Non-Alcoholic Steatohepatitis: A Review of Its Mechanism, Models and Medical Treatments

Abstract

Non-alcoholic steatohepatitis (NASH) develops from non-alcoholic fatty liver disease (NAFLD). Currently, around 25% of the population is estimated to have NAFLD, and 25% of NAFLD patients are estimated to have NASH. NASH is typically characterized by liver steatosis inflammation, and fibrosis driven by metabolic disruptions such as obesity, diabetes, and dyslipidemia. NASH patients with significant fibrosis have increased risk of developing cirrhosis and liver failure. Currently, NASH is the second leading cause for liver transplant in the United States. More importantly, the risk of developing hepatocellular carcinoma from NASH has also been highlighted in recent studies. Patients may have NAFLD for years before progressing into NASH. Although the pathogenesis of NASH is not completely understood, the current "multiple-hits" hypothesis suggests that in addition to fat accumulation, elevated oxidative and ER stress may also drive liver inflammation and fibrosis. The development of clinically relevant animal models and pharmacological treatments for NASH have been hampered by the limited understanding of the disease mechanism and a lack of sensitive, non-invasive diagnostic tools. Currently, most pre-clinical animal models are divided into three main groups which includes: genetic models, diet-induced, and toxin + diet-induced animal models. Although dietary models mimic the natural course of NASH in humans, the models often only induce mild liver injury. Many genetic and toxin + diet-induced models rapidly induce the development of metabolic disruption and serious liver injury, but not without their own shortcomings. This review provides an overview of the "multiple-hits" hypothesis and an evaluation of the currently existing animal models of NASH. This review also provides an update on the available interventions for managing NASH as well as pharmacological agents that are currently undergoing clinical trials for the treatment of NASH.

Keywords: animal models; metabolic syndrome; non-alcoholic fatty liver disease; non-alcoholic steatohepatitis; obesity; pharmacological treatments; steatosis.

FIGURE 1

Different phases of NAFLD: progressing from healthy to cirrhosis NAFLD represents a spectrum of fatty liver diseases ranging from fatty liver to cirrhosis. Approximately 25% of the population worldwide is estimated to have fatty liver, characterized by more than 5% fat accumulating in the liver. If left untreated, fatty liver can progress onto the more severe form; NASH, defined by severe liver injury and inflammation in addition to fat. Currently, a further 25% of the NAFLD population is estimated to have NASH (which is roughly calculated to be 6.3% of the population). NASH patients are estimated to have a higher risk of developing cirrhosis, which is the extensive liver tissue scarring. Figure is designed and drawn using Inkscape (http://www.inkscape.org/.).

FIGURE 2

Proposed mechanism of NASH FFAs released from adipose tissue due to insulin resistance and dietary-sugar-induced DNL increase the FFA pool in the liver.
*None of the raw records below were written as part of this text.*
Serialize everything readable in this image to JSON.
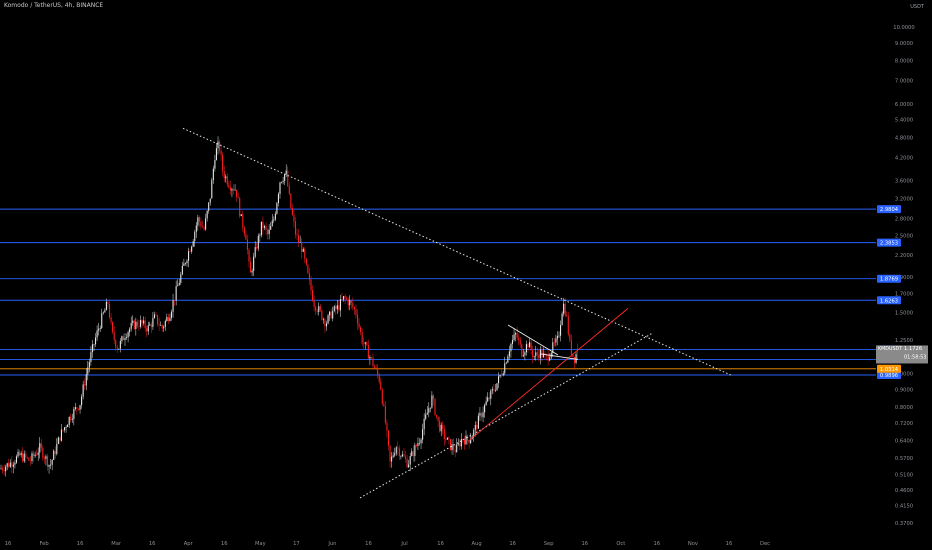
{
  "header": {
    "title": "Komodo / TetherUS, 4h, BINANCE",
    "unit": "USDT"
  },
  "chart_data": {
    "type": "candlestick",
    "symbol": "KMDUSDT",
    "interval": "4h",
    "exchange": "BINANCE",
    "scale": "log",
    "grid": false,
    "ylim": [
      0.345,
      11.5
    ],
    "y_ticks": [
      "10.0000",
      "9.0000",
      "8.0000",
      "7.0000",
      "6.0000",
      "5.4000",
      "4.8000",
      "4.2000",
      "3.6000",
      "3.2000",
      "2.8000",
      "2.5000",
      "2.2000",
      "1.9000",
      "1.7000",
      "1.5000",
      "1.2500",
      "1.0000",
      "0.9000",
      "0.8000",
      "0.7200",
      "0.6400",
      "0.5700",
      "0.5100",
      "0.4600",
      "0.4150",
      "0.3700"
    ],
    "x_ticks": [
      "16",
      "Feb",
      "16",
      "Mar",
      "16",
      "Apr",
      "16",
      "May",
      "17",
      "Jun",
      "16",
      "Jul",
      "16",
      "Aug",
      "16",
      "Sep",
      "16",
      "Oct",
      "16",
      "Nov",
      "16",
      "Dec"
    ],
    "price_path": [
      [
        0,
        0.53
      ],
      [
        10,
        0.55
      ],
      [
        20,
        0.58
      ],
      [
        30,
        0.56
      ],
      [
        40,
        0.61
      ],
      [
        50,
        0.54
      ],
      [
        60,
        0.66
      ],
      [
        70,
        0.75
      ],
      [
        80,
        0.82
      ],
      [
        88,
        1.05
      ],
      [
        95,
        1.25
      ],
      [
        102,
        1.45
      ],
      [
        108,
        1.6
      ],
      [
        112,
        1.3
      ],
      [
        118,
        1.18
      ],
      [
        125,
        1.3
      ],
      [
        133,
        1.38
      ],
      [
        140,
        1.4
      ],
      [
        148,
        1.35
      ],
      [
        155,
        1.45
      ],
      [
        162,
        1.35
      ],
      [
        170,
        1.5
      ],
      [
        178,
        1.8
      ],
      [
        185,
        2.1
      ],
      [
        192,
        2.4
      ],
      [
        198,
        2.8
      ],
      [
        204,
        2.6
      ],
      [
        210,
        3.2
      ],
      [
        215,
        4.3
      ],
      [
        219,
        4.6
      ],
      [
        223,
        3.8
      ],
      [
        230,
        3.5
      ],
      [
        236,
        3.4
      ],
      [
        241,
        2.8
      ],
      [
        246,
        2.5
      ],
      [
        250,
        1.9
      ],
      [
        256,
        2.3
      ],
      [
        262,
        2.7
      ],
      [
        268,
        2.5
      ],
      [
        274,
        2.8
      ],
      [
        280,
        3.6
      ],
      [
        286,
        3.8
      ],
      [
        290,
        3.1
      ],
      [
        296,
        2.5
      ],
      [
        302,
        2.3
      ],
      [
        308,
        1.9
      ],
      [
        314,
        1.6
      ],
      [
        320,
        1.5
      ],
      [
        326,
        1.4
      ],
      [
        332,
        1.5
      ],
      [
        338,
        1.55
      ],
      [
        344,
        1.65
      ],
      [
        350,
        1.6
      ],
      [
        356,
        1.5
      ],
      [
        362,
        1.25
      ],
      [
        368,
        1.15
      ],
      [
        374,
        1.05
      ],
      [
        380,
        0.95
      ],
      [
        386,
        0.7
      ],
      [
        390,
        0.55
      ],
      [
        396,
        0.62
      ],
      [
        402,
        0.58
      ],
      [
        408,
        0.55
      ],
      [
        414,
        0.6
      ],
      [
        420,
        0.65
      ],
      [
        426,
        0.75
      ],
      [
        432,
        0.85
      ],
      [
        438,
        0.72
      ],
      [
        444,
        0.66
      ],
      [
        450,
        0.62
      ],
      [
        456,
        0.6
      ],
      [
        462,
        0.65
      ],
      [
        468,
        0.64
      ],
      [
        474,
        0.68
      ],
      [
        480,
        0.75
      ],
      [
        486,
        0.82
      ],
      [
        492,
        0.88
      ],
      [
        498,
        0.95
      ],
      [
        504,
        1.05
      ],
      [
        510,
        1.2
      ],
      [
        516,
        1.3
      ],
      [
        522,
        1.15
      ],
      [
        528,
        1.22
      ],
      [
        534,
        1.12
      ],
      [
        540,
        1.15
      ],
      [
        546,
        1.1
      ],
      [
        552,
        1.18
      ],
      [
        558,
        1.25
      ],
      [
        563,
        1.6
      ],
      [
        566,
        1.5
      ],
      [
        570,
        1.2
      ],
      [
        574,
        1.1
      ],
      [
        578,
        1.17
      ]
    ],
    "last_candle": {
      "ohlc": [
        1.18,
        1.22,
        1.1,
        1.17
      ]
    },
    "horizontal_levels": [
      {
        "value": 2.9804,
        "label": "2.9804",
        "color": "#2962ff"
      },
      {
        "value": 2.3853,
        "label": "2.3853",
        "color": "#2962ff"
      },
      {
        "value": 1.8769,
        "label": "1.8769",
        "color": "#2962ff"
      },
      {
        "value": 1.6263,
        "label": "1.6263",
        "color": "#2962ff"
      },
      {
        "value": 1.1731,
        "label": "1.1731",
        "color": "#2962ff"
      },
      {
        "value": 1.0971,
        "label": "1.0971",
        "color": "#2962ff"
      },
      {
        "value": 0.9896,
        "label": "0.9896",
        "color": "#2962ff"
      },
      {
        "value": 1.0314,
        "label": "1.0314",
        "color": "#ff9800"
      }
    ],
    "current_price": {
      "symbol": "KMDUSDT",
      "value": "1.1726",
      "countdown": "01:58:53",
      "color": "#8a8a8a"
    },
    "trendlines": [
      {
        "kind": "resistance",
        "style": "dotted",
        "color": "#e8e8e8",
        "from": [
          183,
          5.1
        ],
        "to": [
          732,
          0.9857
        ]
      },
      {
        "kind": "support",
        "style": "dotted",
        "color": "#e8e8e8",
        "from": [
          360,
          0.4372
        ],
        "to": [
          652,
          1.3044
        ]
      },
      {
        "kind": "channel",
        "style": "solid",
        "color": "#ff2b2b",
        "from": [
          468,
          0.6364
        ],
        "to": [
          628,
          1.5409
        ]
      },
      {
        "kind": "flag",
        "style": "solid",
        "color": "#f0f0f0",
        "from": [
          508,
          1.38
        ],
        "to": [
          558,
          1.1303
        ]
      },
      {
        "kind": "flag",
        "style": "solid",
        "color": "#f0f0f0",
        "from": [
          540,
          1.1389
        ],
        "to": [
          578,
          1.0971
        ]
      }
    ],
    "bull_color": "#e8e8e8",
    "bear_color": "#ff1f1f"
  }
}
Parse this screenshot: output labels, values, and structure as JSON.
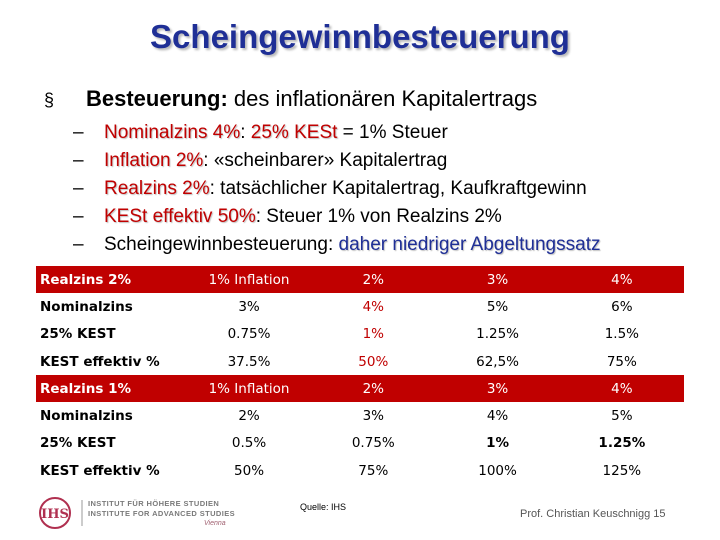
{
  "slide": {
    "title": "Scheingewinnbesteuerung",
    "main_bullet": {
      "marker": "§",
      "bold": "Besteuerung:",
      "rest": " des inflationären Kapitalertrags"
    },
    "sub_bullets": [
      {
        "dash": "–",
        "highlight": "Nominalzins 4%",
        "sep": ": ",
        "highlight2": "25% KESt",
        "rest": " = 1% Steuer"
      },
      {
        "dash": "–",
        "highlight": "Inflation 2%",
        "rest": ": «scheinbarer» Kapitalertrag"
      },
      {
        "dash": "–",
        "highlight": "Realzins 2%",
        "rest": ": tatsächlicher Kapitalertrag, Kaufkraftgewinn"
      },
      {
        "dash": "–",
        "highlight": "KESt effektiv 50%",
        "rest": ": Steuer 1% von Realzins 2%"
      },
      {
        "dash": "–",
        "prefix": "Scheingewinnbesteuerung: ",
        "blue": "daher niedriger Abgeltungssatz"
      }
    ],
    "table": [
      {
        "header": true,
        "cells": [
          "Realzins 2%",
          "1% Inflation",
          "2%",
          "3%",
          "4%"
        ]
      },
      {
        "cells": [
          "Nominalzins",
          "3%",
          "4%",
          "5%",
          "6%"
        ],
        "red": [
          2
        ]
      },
      {
        "cells": [
          "25% KEST",
          "0.75%",
          "1%",
          "1.25%",
          "1.5%"
        ],
        "red": [
          2
        ]
      },
      {
        "cells": [
          "KEST effektiv %",
          "37.5%",
          "50%",
          "62,5%",
          "75%"
        ],
        "red": [
          2
        ]
      },
      {
        "header": true,
        "cells": [
          "Realzins 1%",
          "1% Inflation",
          "2%",
          "3%",
          "4%"
        ]
      },
      {
        "cells": [
          "Nominalzins",
          "2%",
          "3%",
          "4%",
          "5%"
        ]
      },
      {
        "cells": [
          "25% KEST",
          "0.5%",
          "0.75%",
          "1%",
          "1.25%"
        ],
        "bold": [
          3,
          4
        ]
      },
      {
        "cells": [
          "KEST effektiv %",
          "50%",
          "75%",
          "100%",
          "125%"
        ]
      }
    ],
    "logo": {
      "abbr": "IHS",
      "line1": "INSTITUT FÜR HÖHERE STUDIEN",
      "line2": "INSTITUTE FOR ADVANCED STUDIES",
      "city": "Vienna"
    },
    "source": "Quelle: IHS",
    "footer": "Prof. Christian Keuschnigg 15",
    "colors": {
      "title": "#1f2f96",
      "accent": "#c00000"
    }
  }
}
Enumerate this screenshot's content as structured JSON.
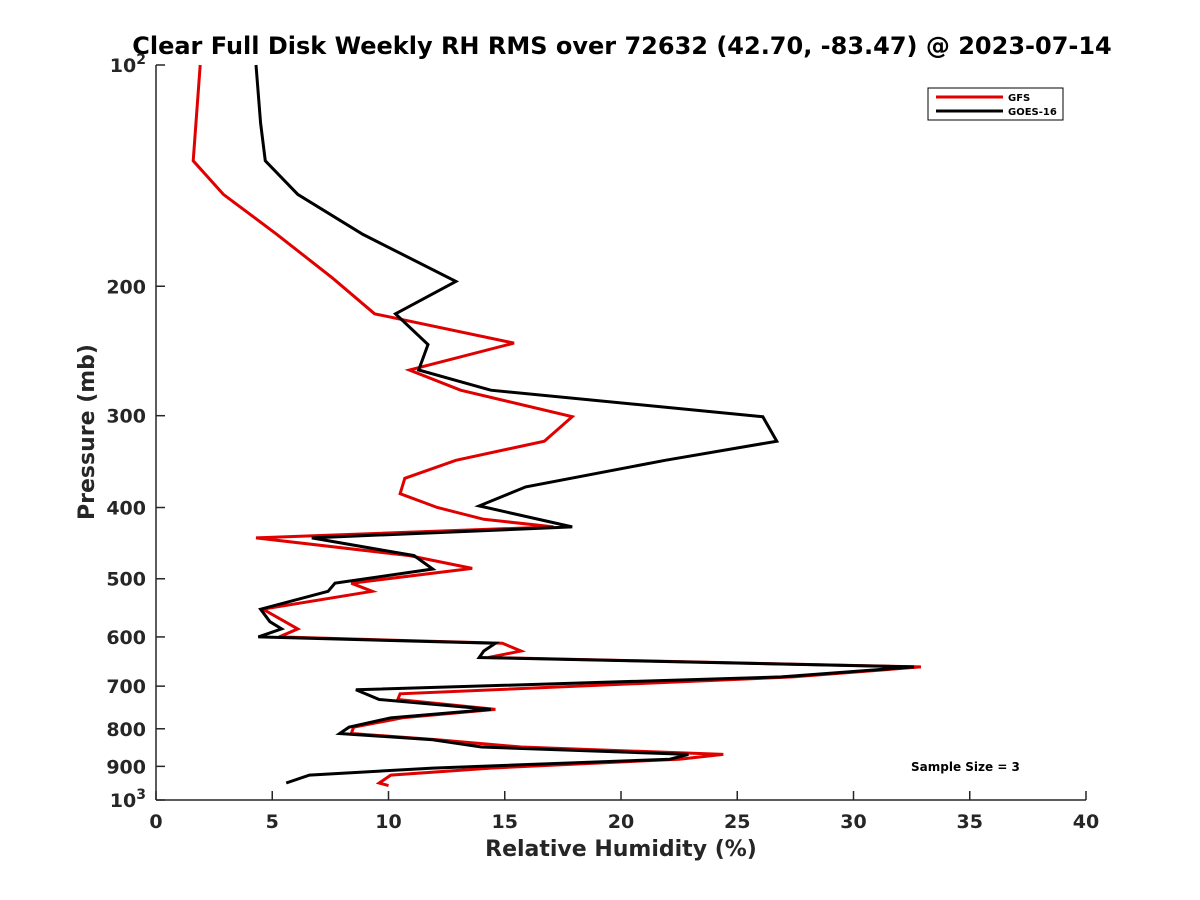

FFAs can be stored as TG in the hepatocyte or be metabolized into lipotoxic lipids. Lipid mediators may induce oxidative stress and ER stress, which ultimately results in cell injury and inflammation. Cell injury induces inflammatory cell recruitment and activation. A leaky gut due to gut dysbiosis can further contribute to liver inflammation. The combination of inflammation and tissue damage triggers HSC activation and collagen deposition. FFA: free fatty acid, KC: Kupffer cell, HSC: hepatic stellate cell, TG: triglyceride, DNL: de novo lipogenesis, IL-18: interleukin 18, IL-1β: interleukin one beta, TNF-α: tumor necrosis factor α, ATF6: activating transcription factor 6; TXBP-1: total X-box protein-1; CHOP: C/EBP Homologous Protein, eIF2α: eukaryotic translation initiation factor 2α. Figure is designed and drawn using Inkscape (http://www.inkscape.org/.).

FIGURE 3

Current NASH/NAFLD pipeline drugs with targeted pathways Pipeline drugs labeled with its pharmaceutical company are placed in their corresponding trial phases. The circle color indicates its targeted pathway(s) as shown in the legend within the figure. Information are gathered from clinicaltrials.gov and pharmaceutical company websites. Figure is designed and drawn using Microsoft Powerpoint.